Aurora shareholders in late February voted to extend the merger deadline from early March to Sept. 30 of this year. The companies first announced the planned merger in May 2021. Better, which in the past discussed its quarterly earnings through SEC filings with Aurora, hasn't reported its performance since last July, when it revealed a $327.7 million loss in the three months of 2022.

The SPAC's Audit Committee and board of directors, in consultation with management and advisors, determined earlier this week that its previous financial filings shouldn't be relied upon, according to Wednesday's notices. The determination followed a review of expenses and an unspecified "related-party transaction." 

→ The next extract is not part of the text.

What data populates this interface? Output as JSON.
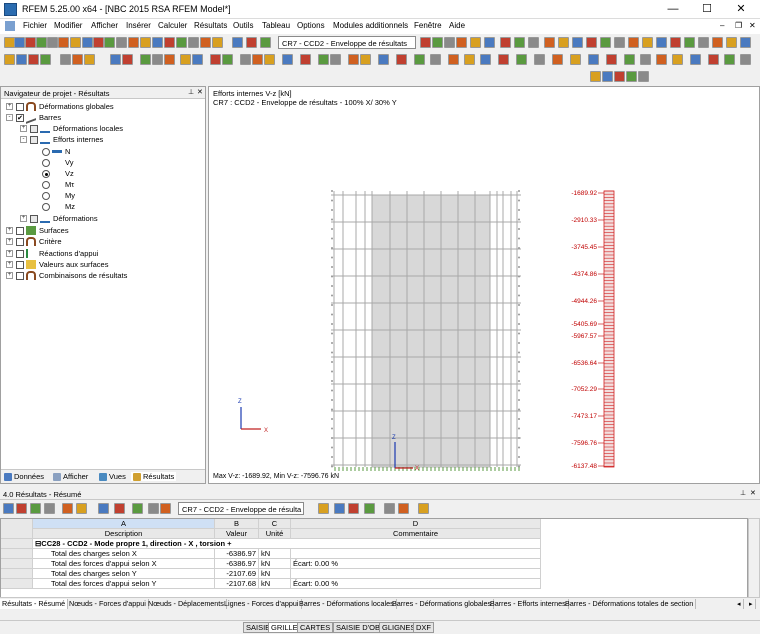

"The Company's management has concluded that, in light of the errors described above, a material weakness exists in the Company's internal control over financial reporting for the affected periods," said one of the filings. 

Aurora said its financial reports for the year-end 2021 and quarterly periods between Sept. 31, 2021 and Sept. 30, 2022, which describe the amount of cash the SPAC holds, "should no longer be relied upon." Aurora's upcoming 2022 10-K annual report, which was delayed, will describe the issue in more detail. Arnaud Massenet, CEO of the SPAC, signed the filings.

The news follows a series of challenges at Better, which in the past year undertook massive layoffs and posted big losses. It's also embroiled in two federal lawsuits and an SEC probe. It's unclear when the lender will provide any updates regarding its quarterly or annual financial statements. Private lawsuits from two former employees also are pending in a New York federal court.

Meanwhile, Better has continued to roll out new products this year, including a One Day Mortgage. It's also added a program that allows Amazon employees to include their company shares in mortgage down payments.